NoteYou must specify the network isolation mode for an enhanced IP address whitelist. For example, if you set the Network Isolation Mode parameter to Classic Network for an IP address whitelist of your ApsaraDB RDS instance, the IP addresses or CIDR blocks in the IP address whitelist can be used to access the instance only over the classic network.
To allow an exclusive resource group for DataService Studio to access your ApsaraDB RDS instance over a VPC, add the IP addresses of the exclusive resource group to an IP address whitelist for which the network isolation mode is set to VPC.
To allow the shared resource group for DataService Studio to access your ApsaraDB RDS instance over a VPC, add the IP addresses or CIDR blocks that are used by the resource group to an IP address whitelist for which the Network Isolation Mode parameter is set to VPC. For example, you can allow DataService Studio to access an ApsaraDB RDS for MySQL instance that is deployed in a VPC.
To allow the shared resource group for DataService Studio to access your ApsaraDB RDS instance over the Internet or the classic network, add the IP addresses or CIDR blocks that are used by the resource group to an IP address whitelist for which the Network Isolation Mode parameter is set to Classic Network.
If you change a standard IP address whitelist to an enhanced IP address whitelist in your ApsaraDB RDS instance, take note of the following item:
The standard IP address whitelist is replicated into two enhanced IP address whitelists that contain the same IP addresses or CIDR blocks.
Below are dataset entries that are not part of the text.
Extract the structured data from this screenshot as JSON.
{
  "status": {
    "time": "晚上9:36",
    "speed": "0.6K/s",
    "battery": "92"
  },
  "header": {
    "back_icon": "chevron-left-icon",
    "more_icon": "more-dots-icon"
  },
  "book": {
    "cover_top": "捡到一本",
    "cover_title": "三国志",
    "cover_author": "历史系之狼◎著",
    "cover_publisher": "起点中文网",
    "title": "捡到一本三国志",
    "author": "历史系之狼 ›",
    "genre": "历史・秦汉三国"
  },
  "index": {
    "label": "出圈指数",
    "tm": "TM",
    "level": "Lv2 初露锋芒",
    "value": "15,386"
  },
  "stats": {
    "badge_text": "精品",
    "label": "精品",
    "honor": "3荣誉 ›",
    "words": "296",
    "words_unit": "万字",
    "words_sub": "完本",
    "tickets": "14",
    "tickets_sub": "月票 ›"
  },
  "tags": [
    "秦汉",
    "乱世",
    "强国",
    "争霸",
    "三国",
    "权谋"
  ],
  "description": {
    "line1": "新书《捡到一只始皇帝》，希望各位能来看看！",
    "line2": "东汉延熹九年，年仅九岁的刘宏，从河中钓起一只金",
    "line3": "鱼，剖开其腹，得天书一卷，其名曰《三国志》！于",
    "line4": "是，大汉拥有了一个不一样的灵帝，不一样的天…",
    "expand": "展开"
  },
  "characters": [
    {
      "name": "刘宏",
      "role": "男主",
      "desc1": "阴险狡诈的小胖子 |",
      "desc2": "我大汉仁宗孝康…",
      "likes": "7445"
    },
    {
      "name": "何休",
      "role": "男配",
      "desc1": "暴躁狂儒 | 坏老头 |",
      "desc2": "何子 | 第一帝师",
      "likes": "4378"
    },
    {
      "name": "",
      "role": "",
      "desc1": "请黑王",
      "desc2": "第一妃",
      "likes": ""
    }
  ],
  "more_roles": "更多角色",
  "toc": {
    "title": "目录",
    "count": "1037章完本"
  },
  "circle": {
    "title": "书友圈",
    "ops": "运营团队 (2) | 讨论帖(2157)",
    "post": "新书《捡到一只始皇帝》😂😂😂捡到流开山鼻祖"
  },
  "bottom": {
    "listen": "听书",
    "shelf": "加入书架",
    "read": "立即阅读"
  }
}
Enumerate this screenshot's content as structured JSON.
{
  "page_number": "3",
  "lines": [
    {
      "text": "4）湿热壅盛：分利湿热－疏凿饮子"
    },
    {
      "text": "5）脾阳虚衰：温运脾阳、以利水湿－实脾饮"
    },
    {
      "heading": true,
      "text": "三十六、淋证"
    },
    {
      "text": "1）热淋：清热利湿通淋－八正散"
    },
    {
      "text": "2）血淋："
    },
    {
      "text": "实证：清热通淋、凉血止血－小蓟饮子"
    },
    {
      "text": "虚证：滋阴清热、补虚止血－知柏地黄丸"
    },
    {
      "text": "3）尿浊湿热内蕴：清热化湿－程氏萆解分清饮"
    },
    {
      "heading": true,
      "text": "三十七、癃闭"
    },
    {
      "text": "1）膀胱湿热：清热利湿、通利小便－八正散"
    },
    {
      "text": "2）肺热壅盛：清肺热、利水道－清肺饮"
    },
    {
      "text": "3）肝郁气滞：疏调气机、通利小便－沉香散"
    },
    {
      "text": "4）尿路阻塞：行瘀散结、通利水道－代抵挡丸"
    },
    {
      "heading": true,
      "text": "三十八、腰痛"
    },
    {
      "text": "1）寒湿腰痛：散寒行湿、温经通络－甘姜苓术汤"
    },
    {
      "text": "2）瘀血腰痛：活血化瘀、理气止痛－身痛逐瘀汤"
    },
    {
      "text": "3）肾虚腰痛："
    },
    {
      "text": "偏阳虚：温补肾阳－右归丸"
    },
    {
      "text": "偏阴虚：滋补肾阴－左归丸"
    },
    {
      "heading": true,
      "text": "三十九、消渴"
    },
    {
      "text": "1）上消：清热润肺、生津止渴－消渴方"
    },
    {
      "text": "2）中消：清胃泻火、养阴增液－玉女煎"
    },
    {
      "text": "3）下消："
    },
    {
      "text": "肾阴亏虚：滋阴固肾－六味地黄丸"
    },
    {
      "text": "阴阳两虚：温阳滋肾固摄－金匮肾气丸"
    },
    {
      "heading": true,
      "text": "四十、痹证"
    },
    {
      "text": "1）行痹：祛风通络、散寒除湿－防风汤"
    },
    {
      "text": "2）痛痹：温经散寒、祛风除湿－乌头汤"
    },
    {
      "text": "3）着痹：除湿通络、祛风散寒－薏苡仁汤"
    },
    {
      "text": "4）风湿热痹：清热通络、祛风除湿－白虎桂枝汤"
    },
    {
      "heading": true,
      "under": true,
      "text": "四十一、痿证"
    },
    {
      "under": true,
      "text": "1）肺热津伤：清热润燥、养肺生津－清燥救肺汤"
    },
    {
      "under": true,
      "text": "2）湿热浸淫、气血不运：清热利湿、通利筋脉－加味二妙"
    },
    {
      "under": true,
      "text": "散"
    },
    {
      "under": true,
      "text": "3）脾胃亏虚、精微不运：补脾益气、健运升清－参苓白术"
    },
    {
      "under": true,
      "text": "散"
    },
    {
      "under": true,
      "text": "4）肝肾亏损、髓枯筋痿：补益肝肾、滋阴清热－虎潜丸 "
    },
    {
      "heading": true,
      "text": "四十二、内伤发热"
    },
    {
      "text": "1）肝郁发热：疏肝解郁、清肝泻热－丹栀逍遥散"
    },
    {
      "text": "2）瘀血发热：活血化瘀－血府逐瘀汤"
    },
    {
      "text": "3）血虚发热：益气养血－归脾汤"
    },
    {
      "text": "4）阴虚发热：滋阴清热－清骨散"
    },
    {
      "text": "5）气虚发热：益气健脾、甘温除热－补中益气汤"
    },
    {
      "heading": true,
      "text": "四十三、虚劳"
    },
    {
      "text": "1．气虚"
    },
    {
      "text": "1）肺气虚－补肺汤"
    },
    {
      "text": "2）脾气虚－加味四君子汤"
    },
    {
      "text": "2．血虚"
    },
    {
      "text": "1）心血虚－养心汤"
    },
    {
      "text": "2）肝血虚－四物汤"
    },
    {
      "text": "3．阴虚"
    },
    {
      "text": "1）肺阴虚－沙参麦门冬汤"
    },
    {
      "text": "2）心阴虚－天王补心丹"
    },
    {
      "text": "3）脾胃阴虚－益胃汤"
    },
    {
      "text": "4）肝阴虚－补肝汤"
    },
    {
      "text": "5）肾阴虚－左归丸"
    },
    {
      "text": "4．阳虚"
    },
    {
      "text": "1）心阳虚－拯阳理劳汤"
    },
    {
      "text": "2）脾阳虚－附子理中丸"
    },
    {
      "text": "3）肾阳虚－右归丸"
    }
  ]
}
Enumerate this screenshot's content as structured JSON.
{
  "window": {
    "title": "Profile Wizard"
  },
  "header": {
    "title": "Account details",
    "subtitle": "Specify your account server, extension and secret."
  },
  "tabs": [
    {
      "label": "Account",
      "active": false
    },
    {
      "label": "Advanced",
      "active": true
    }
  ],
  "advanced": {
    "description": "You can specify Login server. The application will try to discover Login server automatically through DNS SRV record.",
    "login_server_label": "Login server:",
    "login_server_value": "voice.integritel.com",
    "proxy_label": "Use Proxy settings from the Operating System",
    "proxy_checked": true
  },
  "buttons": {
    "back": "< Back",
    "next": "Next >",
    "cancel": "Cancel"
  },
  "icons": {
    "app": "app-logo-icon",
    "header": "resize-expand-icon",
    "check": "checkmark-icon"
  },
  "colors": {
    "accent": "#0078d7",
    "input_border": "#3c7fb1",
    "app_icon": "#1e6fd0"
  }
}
The two enhanced IP address whitelists have different network isolation modes.
Other precautions:
If you configure IP address whitelists for your ApsaraDB RDS instance, the workloads on the instance are not affected.
The IP address whitelist labeled default can be cleared, but cannot be deleted.
Do not modify or delete the IP address whitelists that are automatically generated for other Alibaba Cloud services. If you delete these IP address whitelists, the related Alibaba Cloud services cannot connect to your ApsaraDB RDS instance. For example, if you delete the IP address whitelist ali_dms_group that is automatically generated for Data Management (DMS) or the IP address whitelist hdm_security_ips that is automatically generated for Database Autonomy Service (DAS), DMS or DAS cannot access your ApsaraDB RDS instance.
NoteWe recommend that you create an IP address whitelist that is independent of other whitelists for DataWorks.
The IP address whitelist labeled default contains only the IP address 127.0.0.1. This indicates that all IP addresses cannot be used to access your ApsaraDB RDS instance.
For more information about how to configure an IP address whitelist for an ApsaraDB RDS instance, see Use a database client or the CLI to connect to an ApsaraDB RDS for MySQL instance. You can use a similar method to configure IP address whitelists for other types of data sources. To configure IP address whitelists for other types of data sources, see the related instructions.